At present, the clinical assays described above require dozens of antibodies. The four-color antibody staining panel for immunotyping of acute leukaemia was described in the Chinese Journal of Haematology in 2015, where for AML typing a total of 10 tubes of 38 antibodies are required for the assay. The consensus on the four-color antibody staining panel is only for acute leukaemia but not for chronic myeloid neoplasms, particularly, e.g. MDS. 2012 Euroflow Europe published an 8-color antibody staining panel for immunotyping of haematological neoplasms. The antibody panel used for further analysis of AML/MDS after the initial detection with screening tubes is shown in Table 3, where 7-tube-8-color antibody panel with 4 common antibodies per tube was used. A total of 56 antibodies were tested and 28 repetitive antibodies were used, leaving 32 valid antibodies.

TABLE 3

Antibody panel used for AML/MDS by Euroflow ®

Pacific
Pacific

Blue
Orange
FITC
PE
PerCP
PE-Cy7
APC
APC-H7

HLA-DR
CD45
CD16
CD13
CD34
CD117
CD11B
CD10

HLA-DR
CD45
CD35
CD64
CD34
CD117
CD300e
CD14

HLA-DR
CD45
CD36
CD105
CD34
CD117
CD33
CD71

HLA-DR CD45
TDT
CD56
CD34
CD117
CD7
CD19

HLA-DR CD45
CD15
NG2
CD34
CD117
CD22
CD38

HLA-DR CD45
CD42/61
CD203c
CD34
CD117
CD123
CD4

HLA-DR CD45
CD41
CD25
CD34
CD117
CD42B
CD9

Currently available antibody panels are costly due to the repeated use of various gated antibodies, resulting in the use of more total antibodies. More tubes are required and it is difficult to accurately analyze the relationship between the antibodies detected in different tubes, which affects the determination of cell lineage, stage of differentiation and discrimination between benign and malignant cells. There is therefore an urgent need to design an antibody composition that can simultaneously perform comprehensive immunotyping, subtyping, MRD marker and therapeutic target screening, and predictive genotyping of acute and chronic myeloid neoplasms. There are many issues to be addressed by those skilled in the art to design the antibody composition described above, including the selection and combination of antibodies and fluoresceins, and the degree of expertise as well as clinical experience required for those skilled in the art.
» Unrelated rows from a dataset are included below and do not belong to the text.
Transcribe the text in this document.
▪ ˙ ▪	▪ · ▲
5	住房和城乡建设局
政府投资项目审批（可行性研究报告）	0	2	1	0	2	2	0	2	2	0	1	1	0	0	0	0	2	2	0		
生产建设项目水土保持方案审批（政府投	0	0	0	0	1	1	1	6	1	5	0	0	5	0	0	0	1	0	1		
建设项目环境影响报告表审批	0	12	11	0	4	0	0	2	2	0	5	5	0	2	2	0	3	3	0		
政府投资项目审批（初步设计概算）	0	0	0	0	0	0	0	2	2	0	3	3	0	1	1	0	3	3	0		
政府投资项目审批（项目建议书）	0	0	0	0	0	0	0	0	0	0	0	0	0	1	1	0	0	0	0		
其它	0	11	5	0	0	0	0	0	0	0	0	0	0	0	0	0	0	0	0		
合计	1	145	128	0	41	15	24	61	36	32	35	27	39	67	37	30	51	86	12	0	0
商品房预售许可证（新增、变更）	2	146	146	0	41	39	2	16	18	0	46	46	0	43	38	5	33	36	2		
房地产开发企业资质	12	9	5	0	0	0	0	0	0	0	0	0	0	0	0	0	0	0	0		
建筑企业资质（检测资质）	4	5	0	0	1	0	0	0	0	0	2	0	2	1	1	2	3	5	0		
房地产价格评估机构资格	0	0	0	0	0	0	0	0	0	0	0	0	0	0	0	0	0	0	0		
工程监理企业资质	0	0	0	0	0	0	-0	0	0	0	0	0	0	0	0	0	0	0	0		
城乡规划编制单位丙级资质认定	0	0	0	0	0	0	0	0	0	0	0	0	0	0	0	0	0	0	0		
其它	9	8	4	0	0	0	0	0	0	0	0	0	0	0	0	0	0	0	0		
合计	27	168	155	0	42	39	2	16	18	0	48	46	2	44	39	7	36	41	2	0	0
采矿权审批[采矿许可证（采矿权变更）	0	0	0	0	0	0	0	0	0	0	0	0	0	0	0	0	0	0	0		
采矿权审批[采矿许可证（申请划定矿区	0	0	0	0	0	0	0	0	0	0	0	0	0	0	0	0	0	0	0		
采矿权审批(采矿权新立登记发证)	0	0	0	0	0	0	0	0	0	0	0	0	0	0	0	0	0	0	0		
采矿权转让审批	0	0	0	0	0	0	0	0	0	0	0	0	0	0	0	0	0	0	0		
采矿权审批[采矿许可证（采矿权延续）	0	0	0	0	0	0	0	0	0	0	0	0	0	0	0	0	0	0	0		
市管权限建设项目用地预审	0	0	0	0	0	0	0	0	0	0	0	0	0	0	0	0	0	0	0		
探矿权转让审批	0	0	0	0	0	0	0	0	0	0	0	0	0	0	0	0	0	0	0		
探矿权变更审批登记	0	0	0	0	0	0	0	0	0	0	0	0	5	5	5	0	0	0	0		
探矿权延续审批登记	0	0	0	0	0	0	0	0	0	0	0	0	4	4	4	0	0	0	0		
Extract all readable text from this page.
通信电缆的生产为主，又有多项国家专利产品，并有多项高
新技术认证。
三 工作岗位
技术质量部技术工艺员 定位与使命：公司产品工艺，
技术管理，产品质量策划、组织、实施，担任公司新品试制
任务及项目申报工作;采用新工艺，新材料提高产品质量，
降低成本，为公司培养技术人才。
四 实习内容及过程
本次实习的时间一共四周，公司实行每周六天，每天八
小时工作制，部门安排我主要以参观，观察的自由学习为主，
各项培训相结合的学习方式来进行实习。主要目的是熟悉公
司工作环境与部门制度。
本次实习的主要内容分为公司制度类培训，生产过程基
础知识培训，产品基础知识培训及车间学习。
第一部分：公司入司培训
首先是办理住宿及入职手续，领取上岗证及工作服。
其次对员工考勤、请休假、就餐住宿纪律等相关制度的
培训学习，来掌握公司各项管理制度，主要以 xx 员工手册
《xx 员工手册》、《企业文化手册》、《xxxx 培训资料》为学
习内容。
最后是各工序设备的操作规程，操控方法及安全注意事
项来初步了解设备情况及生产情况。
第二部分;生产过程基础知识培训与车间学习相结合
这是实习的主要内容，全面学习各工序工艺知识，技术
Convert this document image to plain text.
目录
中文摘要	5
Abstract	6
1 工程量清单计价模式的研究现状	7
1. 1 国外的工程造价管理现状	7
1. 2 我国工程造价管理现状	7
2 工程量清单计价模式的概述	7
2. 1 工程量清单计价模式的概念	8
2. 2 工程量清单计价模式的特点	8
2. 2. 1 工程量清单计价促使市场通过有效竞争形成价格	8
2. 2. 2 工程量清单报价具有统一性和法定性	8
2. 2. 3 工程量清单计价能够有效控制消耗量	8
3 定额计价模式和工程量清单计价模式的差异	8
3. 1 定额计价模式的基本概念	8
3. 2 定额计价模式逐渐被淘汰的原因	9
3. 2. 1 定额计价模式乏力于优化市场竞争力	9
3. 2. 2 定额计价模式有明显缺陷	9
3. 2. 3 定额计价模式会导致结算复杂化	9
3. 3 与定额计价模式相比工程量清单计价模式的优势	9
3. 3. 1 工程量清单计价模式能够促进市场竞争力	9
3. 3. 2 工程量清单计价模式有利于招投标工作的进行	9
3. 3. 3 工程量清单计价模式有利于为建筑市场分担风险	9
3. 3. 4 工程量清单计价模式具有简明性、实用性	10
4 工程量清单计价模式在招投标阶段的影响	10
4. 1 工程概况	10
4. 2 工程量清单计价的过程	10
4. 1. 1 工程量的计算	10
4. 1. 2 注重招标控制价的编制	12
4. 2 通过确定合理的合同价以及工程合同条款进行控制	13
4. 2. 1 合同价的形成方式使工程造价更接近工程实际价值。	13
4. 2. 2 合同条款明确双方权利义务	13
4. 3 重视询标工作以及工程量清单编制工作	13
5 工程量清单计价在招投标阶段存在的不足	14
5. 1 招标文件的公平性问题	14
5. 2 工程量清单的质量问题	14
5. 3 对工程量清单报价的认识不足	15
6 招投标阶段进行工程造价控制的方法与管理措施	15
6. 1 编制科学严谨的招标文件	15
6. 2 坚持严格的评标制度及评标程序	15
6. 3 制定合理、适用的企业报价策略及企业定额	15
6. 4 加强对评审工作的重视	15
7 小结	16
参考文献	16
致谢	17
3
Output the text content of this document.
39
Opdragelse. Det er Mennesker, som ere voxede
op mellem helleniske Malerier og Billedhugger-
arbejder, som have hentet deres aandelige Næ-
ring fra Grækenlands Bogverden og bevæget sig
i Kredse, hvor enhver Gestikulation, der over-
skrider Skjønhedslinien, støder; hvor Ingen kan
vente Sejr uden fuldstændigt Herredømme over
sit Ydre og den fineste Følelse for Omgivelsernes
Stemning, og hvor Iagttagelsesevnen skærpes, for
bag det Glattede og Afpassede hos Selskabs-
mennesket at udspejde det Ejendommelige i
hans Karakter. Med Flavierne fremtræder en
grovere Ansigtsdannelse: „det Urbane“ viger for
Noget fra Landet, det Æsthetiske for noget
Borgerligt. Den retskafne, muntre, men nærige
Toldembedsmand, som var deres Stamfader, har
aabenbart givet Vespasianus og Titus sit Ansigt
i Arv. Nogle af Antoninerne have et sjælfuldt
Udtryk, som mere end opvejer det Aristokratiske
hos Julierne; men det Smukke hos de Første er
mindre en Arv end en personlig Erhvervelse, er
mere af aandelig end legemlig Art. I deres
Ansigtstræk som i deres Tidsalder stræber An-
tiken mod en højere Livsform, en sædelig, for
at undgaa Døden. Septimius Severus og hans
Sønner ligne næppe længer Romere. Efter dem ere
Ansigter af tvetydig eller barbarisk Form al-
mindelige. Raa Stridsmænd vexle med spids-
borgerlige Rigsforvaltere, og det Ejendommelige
In addition, the diagnosis of monocytic leukaemia (AML-M4/5) by immunotyping is often very difficult mainly due to the difficulties in identifying immature granulocytes, abnormal monocytes and promonocytes in the specimen. The differentiation between promonocytes and immature granulocytes determines whether the patient is diagnosed with AML-M2 or AML-M4/5. Secondly, in patients with mononucleosis, whether the monocytes are mature or immature determines whether the patient has CMML or AML-M4. The identification and diagnosis are important as the treatment varies between diseases. Furthermore, in some specimens of MDS, due to granulocyte degranulation, mature granulocytes are difficult to distinguish from monocytes in the CD45/SSC (side scatter) plot, where the SSC intensity is reduced and located in the place of monocytes, seriously affecting their identification. Therefore, there is also an urgent need for a method for identifying promonocytes to solve the above technical problems.

SUMMARY

To solve the above problems, provided in the present disclosure is an antibody composition for immunotyping of acute myeloid leukaemia and related precursor neoplasms (together referred to as AML) as well as chronic myeloid neoplasms, specifically including panels of 22 or 24 antibodies. The composition is primarily used for subtyping acute and chronic myeloid neoplasms, screening for MRD markers and therapeutic targets and predicting genotypes, so as to achieve comprehensive immunotyping of myeloid neoplasms.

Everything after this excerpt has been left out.